Nachwuchstalent Jeff Nichols verbreitet in seinem zweiten Film ein Gefühl von unberechenbarer Panik. Der Zuschauer muss zusehen, wie die Figuren völlig hilflos einer Katastrophe ausgesetzt werden. Dabei ist es egal, ob es sich um Psycho- oder Naturgewalt handelt. Dazu hat er die perfekte Besetzung gewählt: der bereits oscarnominierte Michael Shannon brilliert nicht zum ersten mal in der Rolle eines geistig Gestörten. Sein Können hat er bereits in „Bug“ unter Beweis gestellt. Jessica Chastain verhalf „Take Shelter“ sogar zum Durchbruch. Kurz nach dem preisgekrönten Thriller durfte sie an der Seite von Brad Pitt und Sean Penn in „Tree of Life“ fungieren.

Auch wenn die Story erst etwas an Noah und seine Arche erinnert, entwickelt der Film nach und nach seine ganz eigene Atmosphäre.

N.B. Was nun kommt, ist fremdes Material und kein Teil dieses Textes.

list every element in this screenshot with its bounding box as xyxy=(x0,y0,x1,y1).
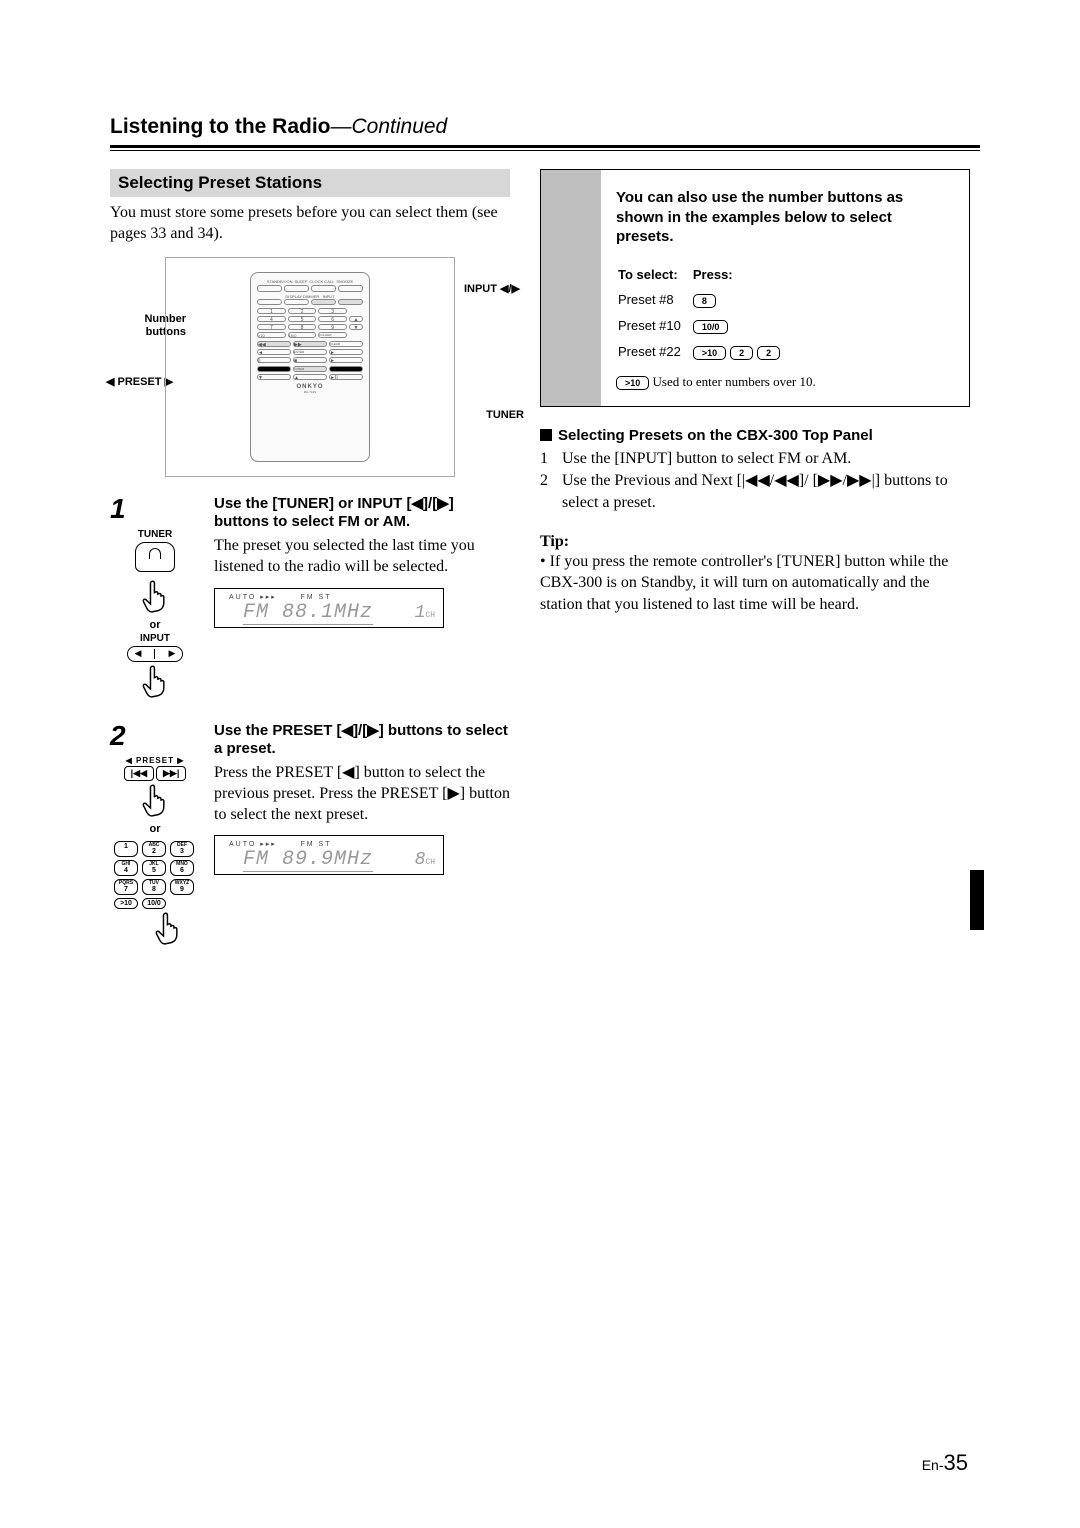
row-label: Preset #22 xyxy=(618,340,691,364)
lcd-display-2: AUTO ▸▸▸ FM ST FM 89.9MHz 8CH xyxy=(214,835,444,875)
lcd-display-1: AUTO ▸▸▸ FM ST FM 88.1MHz 1CH xyxy=(214,588,444,628)
section-heading: Selecting Preset Stations xyxy=(110,169,510,197)
key-box: >10 xyxy=(693,346,726,360)
lcd2-ch: 8 xyxy=(415,850,426,870)
numpad-key: ABC2 xyxy=(142,841,166,857)
step-2-left: 2 ◀ PRESET ▶ |◀◀▶▶| or 1ABC2DEF3 GHI4JKL5… xyxy=(110,722,200,945)
step-1-head: Use the [TUNER] or INPUT [◀]/[▶] buttons… xyxy=(214,495,510,533)
tuner-button-icon xyxy=(135,542,175,572)
numpad-icon: 1ABC2DEF3GHI4JKL5MNO6PQRS7TUV8WXYZ9 >10 … xyxy=(114,841,200,909)
numpad-key: TUV8 xyxy=(142,879,166,895)
step-1-input-label: INPUT xyxy=(110,633,200,644)
right-column: You can also use the number buttons as s… xyxy=(540,169,970,969)
lcd1-ch-sub: CH xyxy=(425,611,435,620)
table-row: Preset #22>10 22 xyxy=(618,340,794,364)
lcd1-ch: 1 xyxy=(415,603,426,623)
step-1-left: 1 TUNER or INPUT ◀▶ xyxy=(110,495,200,698)
step-1-or: or xyxy=(110,619,200,631)
th-press: Press: xyxy=(693,263,794,286)
list-item: 1Use the [INPUT] button to select FM or … xyxy=(540,448,970,470)
numpad-key: GHI4 xyxy=(114,860,138,876)
row-label: Preset #10 xyxy=(618,314,691,338)
hand-pointer-icon xyxy=(141,664,169,698)
lcd2-fmst: FM ST xyxy=(300,841,331,848)
numpad-key: WXYZ9 xyxy=(170,879,194,895)
lcd2-ch-sub: CH xyxy=(425,858,435,867)
remote-diagram: STANDBY/ONSLEEPCLOCK CALLSNOOZE DISPLAY … xyxy=(165,257,455,477)
panel-head-text: Selecting Presets on the CBX-300 Top Pan… xyxy=(558,427,873,444)
table-row: Preset #1010/0 xyxy=(618,314,794,338)
lcd1-main: FM 88.1MHz xyxy=(243,601,373,625)
preset-table: To select: Press: Preset #88Preset #1010… xyxy=(616,261,796,366)
row-keys: >10 22 xyxy=(693,340,794,364)
square-bullet-icon xyxy=(540,429,552,441)
hand-pointer-icon xyxy=(154,911,182,945)
callout-tuner: TUNER xyxy=(486,409,524,421)
key-box: 2 xyxy=(730,346,753,360)
callout-input-arrows: INPUT ◀/▶ xyxy=(464,283,520,296)
step-1: 1 TUNER or INPUT ◀▶ Use the [TUNER] or I… xyxy=(110,495,510,698)
panel-list: 1Use the [INPUT] button to select FM or … xyxy=(540,448,970,515)
tip-label: Tip: xyxy=(540,533,970,551)
side-tab-marker xyxy=(970,870,984,930)
key-box: 10/0 xyxy=(693,320,729,334)
lcd1-fmst: FM ST xyxy=(300,594,331,601)
step-2-preset-label: ◀ PRESET ▶ xyxy=(110,756,200,765)
numpad-key: >10 xyxy=(114,898,138,909)
title-bold: Listening to the Radio xyxy=(110,115,331,138)
preset-btns-icon: |◀◀▶▶| xyxy=(110,766,200,781)
left-column: Selecting Preset Stations You must store… xyxy=(110,169,510,969)
step-2-body: Press the PRESET [◀] button to select th… xyxy=(214,763,510,825)
step-1-tuner-label: TUNER xyxy=(110,529,200,540)
numpad-key: MNO6 xyxy=(170,860,194,876)
step-2: 2 ◀ PRESET ▶ |◀◀▶▶| or 1ABC2DEF3 GHI4JKL5… xyxy=(110,722,510,945)
page-title: Listening to the Radio—Continued xyxy=(110,115,980,139)
box-head: You can also use the number buttons as s… xyxy=(616,188,949,247)
key-box: 2 xyxy=(757,346,780,360)
row-keys: 10/0 xyxy=(693,314,794,338)
page-num-value: 35 xyxy=(944,1450,968,1475)
step-1-number: 1 xyxy=(110,495,200,523)
numpad-key: 1 xyxy=(114,841,138,857)
number-buttons-box: You can also use the number buttons as s… xyxy=(540,169,970,407)
tip-item: If you press the remote controller's [TU… xyxy=(540,551,970,616)
callout-preset-arrows: ◀ PRESET ▶ xyxy=(106,375,173,388)
table-row: Preset #88 xyxy=(618,288,794,312)
remote-body-outline: STANDBY/ONSLEEPCLOCK CALLSNOOZE DISPLAY … xyxy=(250,272,370,462)
preset-note: >10 Used to enter numbers over 10. xyxy=(616,374,949,390)
numpad-key: PQRS7 xyxy=(114,879,138,895)
step-1-right: Use the [TUNER] or INPUT [◀]/[▶] buttons… xyxy=(214,495,510,628)
title-rule-thick xyxy=(110,145,980,148)
numpad-key: 10/0 xyxy=(142,898,166,909)
panel-subhead: Selecting Presets on the CBX-300 Top Pan… xyxy=(540,427,970,444)
numpad-key: DEF3 xyxy=(170,841,194,857)
page-prefix: En- xyxy=(922,1457,944,1473)
lcd2-auto: AUTO ▸▸▸ xyxy=(229,841,277,848)
lcd2-main: FM 89.9MHz xyxy=(243,848,373,872)
intro-text: You must store some presets before you c… xyxy=(110,203,510,245)
row-label: Preset #8 xyxy=(618,288,691,312)
th-select: To select: xyxy=(618,263,691,286)
step-2-or: or xyxy=(110,823,200,835)
step-1-body: The preset you selected the last time yo… xyxy=(214,536,510,578)
key-box: 8 xyxy=(693,294,716,308)
step-2-head: Use the PRESET [◀]/[▶] buttons to select… xyxy=(214,722,510,760)
step-2-number: 2 xyxy=(110,722,200,750)
numpad-key: JKL5 xyxy=(142,860,166,876)
title-cont: —Continued xyxy=(331,115,448,138)
lcd1-auto: AUTO ▸▸▸ xyxy=(229,594,277,601)
hand-pointer-icon xyxy=(141,783,169,817)
input-arrows-icon: ◀▶ xyxy=(127,646,183,662)
title-rule-thin xyxy=(110,150,980,151)
key-gt10: >10 xyxy=(616,376,649,390)
row-keys: 8 xyxy=(693,288,794,312)
list-item: 2Use the Previous and Next [|◀◀/◀◀]/ [▶▶… xyxy=(540,470,970,515)
hand-pointer-icon xyxy=(141,579,169,613)
tip-list: If you press the remote controller's [TU… xyxy=(540,551,970,616)
note-text: Used to enter numbers over 10. xyxy=(653,374,816,389)
page-number: En-35 xyxy=(922,1450,968,1476)
step-2-right: Use the PRESET [◀]/[▶] buttons to select… xyxy=(214,722,510,876)
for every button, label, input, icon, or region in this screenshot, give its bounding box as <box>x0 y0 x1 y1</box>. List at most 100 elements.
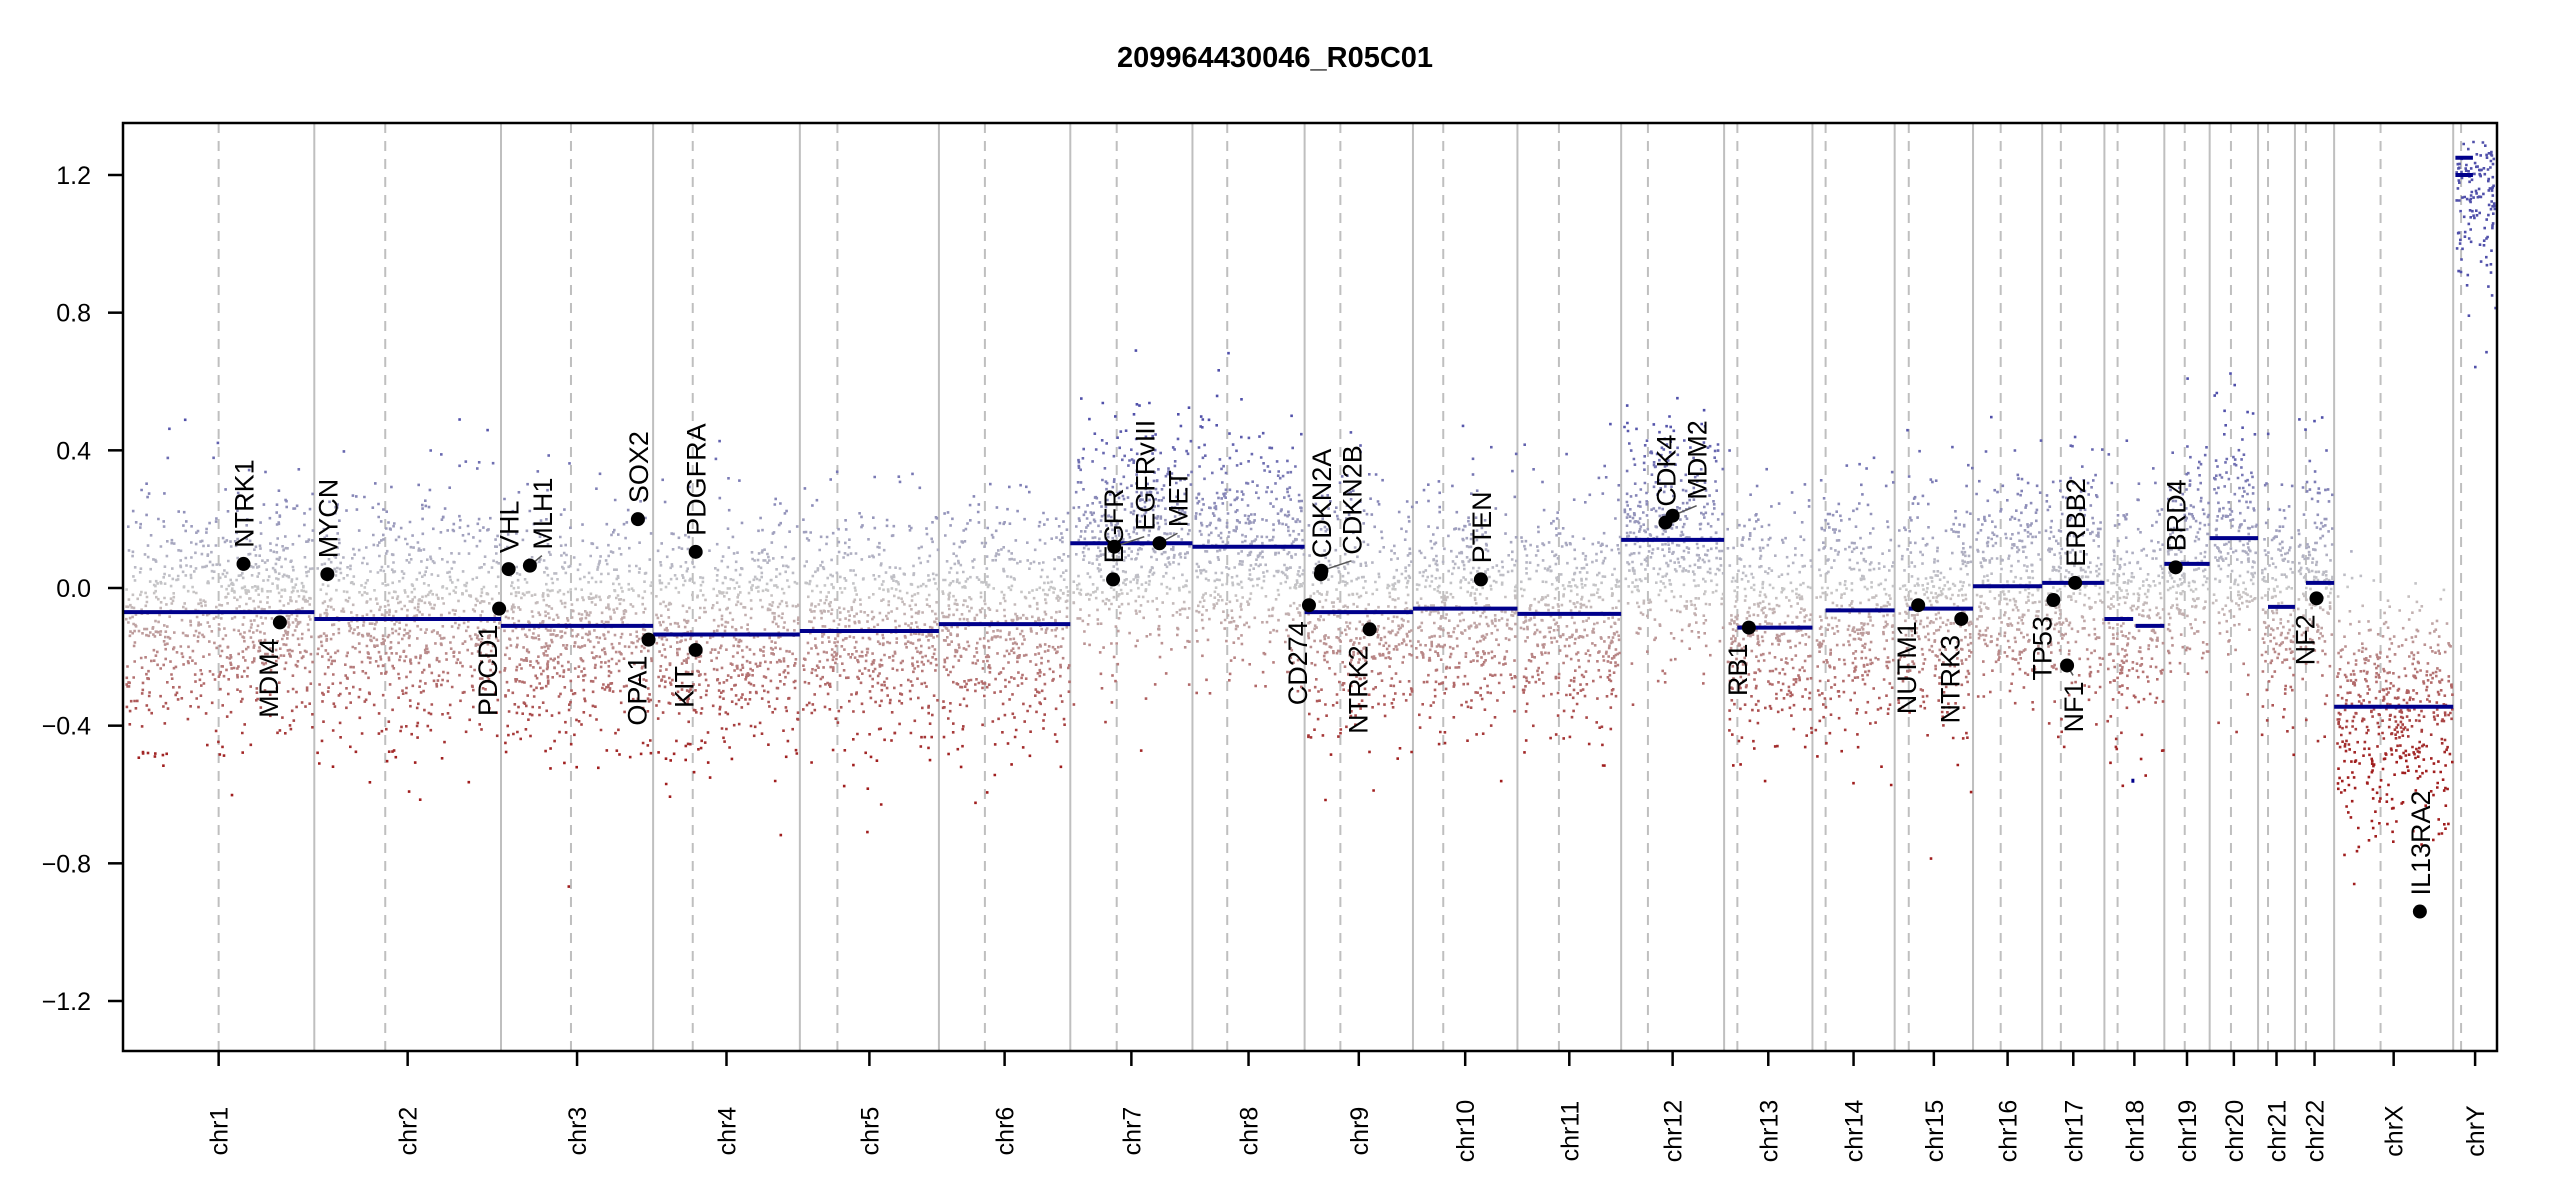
probe-point-cloud <box>661 478 664 482</box>
probe-point-cloud <box>2265 719 2269 722</box>
probe-point-cloud <box>1964 564 1968 568</box>
probe-point-cloud <box>2237 448 2241 452</box>
probe-point-cloud <box>323 672 400 676</box>
x-tick-label-chr17: chr17 <box>2060 1100 2088 1163</box>
probe-point-cloud <box>443 740 446 744</box>
probe-point-cloud <box>1976 695 1986 698</box>
probe-point-cloud <box>900 597 903 600</box>
probe-point-cloud <box>146 751 150 755</box>
probe-point-cloud <box>1900 557 1904 561</box>
probe-point-cloud <box>2358 631 2432 635</box>
probe-point-cloud <box>1650 473 1699 477</box>
probe-point-cloud <box>179 564 208 568</box>
probe-point-cloud <box>559 513 563 516</box>
probe-point-cloud <box>1228 672 1232 676</box>
probe-point-cloud <box>931 521 934 524</box>
probe-point-cloud <box>2405 689 2410 693</box>
probe-point-cloud <box>349 564 352 568</box>
probe-point-cloud <box>947 673 1046 677</box>
probe-point-cloud <box>128 616 274 620</box>
probe-point-cloud <box>164 635 253 639</box>
probe-point-cloud <box>2125 596 2128 599</box>
probe-point-cloud <box>1231 616 1257 620</box>
probe-point-cloud <box>351 494 355 497</box>
probe-point-cloud <box>1307 636 1383 641</box>
probe-point-cloud <box>2157 541 2160 544</box>
probe-point-cloud <box>151 627 226 630</box>
probe-point-cloud <box>337 578 460 582</box>
probe-point-cloud <box>1248 597 1278 601</box>
probe-point-cloud <box>1898 528 1953 532</box>
probe-point-cloud <box>2271 595 2274 599</box>
probe-point-cloud <box>2278 542 2282 546</box>
probe-point-cloud <box>1748 719 1752 723</box>
probe-point-cloud <box>2302 592 2305 596</box>
probe-point-cloud <box>1541 671 1616 674</box>
probe-point-cloud <box>168 427 171 431</box>
probe-point-cloud <box>738 572 782 577</box>
probe-point-cloud <box>655 613 747 617</box>
probe-point-cloud <box>1626 601 1651 605</box>
probe-point-cloud <box>1524 684 1571 688</box>
probe-point-cloud <box>1831 513 1842 518</box>
probe-point-cloud <box>1337 608 1412 612</box>
probe-point-cloud <box>2058 609 2062 612</box>
probe-point-cloud <box>2271 628 2291 632</box>
probe-point-cloud <box>2248 628 2251 631</box>
probe-point-cloud <box>1934 479 1938 482</box>
probe-point-cloud <box>550 638 553 642</box>
probe-point-cloud <box>2233 582 2255 587</box>
probe-point-cloud <box>1309 594 1363 598</box>
probe-point-cloud <box>1421 653 1425 657</box>
probe-point-cloud <box>2440 737 2444 741</box>
probe-point-cloud <box>2222 506 2255 510</box>
probe-point-cloud <box>544 749 619 753</box>
probe-point-cloud <box>2223 542 2250 546</box>
probe-point-cloud <box>2049 617 2068 621</box>
probe-point-cloud <box>485 653 488 657</box>
probe-point-cloud <box>2094 601 2104 604</box>
probe-point-cloud <box>2218 556 2250 561</box>
probe-point-cloud <box>1704 619 1708 622</box>
probe-point-cloud <box>1617 618 1620 621</box>
probe-point-cloud <box>1847 674 1864 677</box>
probe-point-cloud <box>1201 497 1292 502</box>
probe-point-cloud <box>1484 615 1488 619</box>
probe-point-cloud <box>819 599 914 602</box>
probe-point-cloud <box>1855 507 1859 511</box>
probe-point-cloud <box>1466 590 1469 594</box>
probe-point-cloud <box>1573 642 1594 645</box>
probe-point-cloud <box>1942 661 1945 664</box>
probe-point-cloud <box>676 652 775 657</box>
probe-point-cloud <box>1835 509 1855 513</box>
probe-point-cloud <box>2137 675 2149 679</box>
probe-point-cloud <box>948 591 1065 595</box>
probe-point-cloud <box>1537 525 1540 529</box>
probe-point-cloud <box>1427 525 1467 528</box>
probe-point-cloud <box>2155 613 2159 617</box>
probe-point-cloud <box>2017 559 2020 563</box>
probe-point-cloud <box>821 624 901 628</box>
probe-point-cloud <box>1888 703 1892 706</box>
probe-point-cloud <box>339 570 490 575</box>
probe-point-cloud <box>2189 504 2193 507</box>
probe-point-cloud <box>325 592 490 596</box>
probe-point-cloud <box>871 617 938 621</box>
probe-point-cloud <box>1475 529 1479 532</box>
probe-point-cloud <box>1744 648 1748 651</box>
probe-point-cloud <box>229 710 233 714</box>
probe-point-cloud <box>2251 565 2254 569</box>
probe-point-cloud <box>829 572 935 577</box>
probe-point-cloud <box>981 686 984 690</box>
probe-point-cloud <box>1536 563 1540 567</box>
probe-point-cloud <box>846 552 881 557</box>
probe-point-cloud <box>691 552 769 556</box>
probe-point-cloud <box>1455 637 1508 640</box>
chromosome-boundaries <box>217 123 2463 1051</box>
probe-point-cloud <box>1810 726 1813 730</box>
probe-point-cloud <box>2193 599 2196 603</box>
probe-point-cloud <box>1520 586 1613 592</box>
probe-point-cloud <box>2237 623 2241 626</box>
probe-point-cloud <box>1292 661 1295 664</box>
probe-point-cloud <box>1398 747 1402 750</box>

Die anfängliche Harmonie weicht einem manischen Chaos. Der gezeigte Verlust des Verstandes lässt keine eindeutigen Interpretationen zu. Wie bei „Melancholia“, liegt bei „Take Shelter“ sowohl das interne als auch das externe Idyll nicht weit von der unausweichlichen Apokalypse.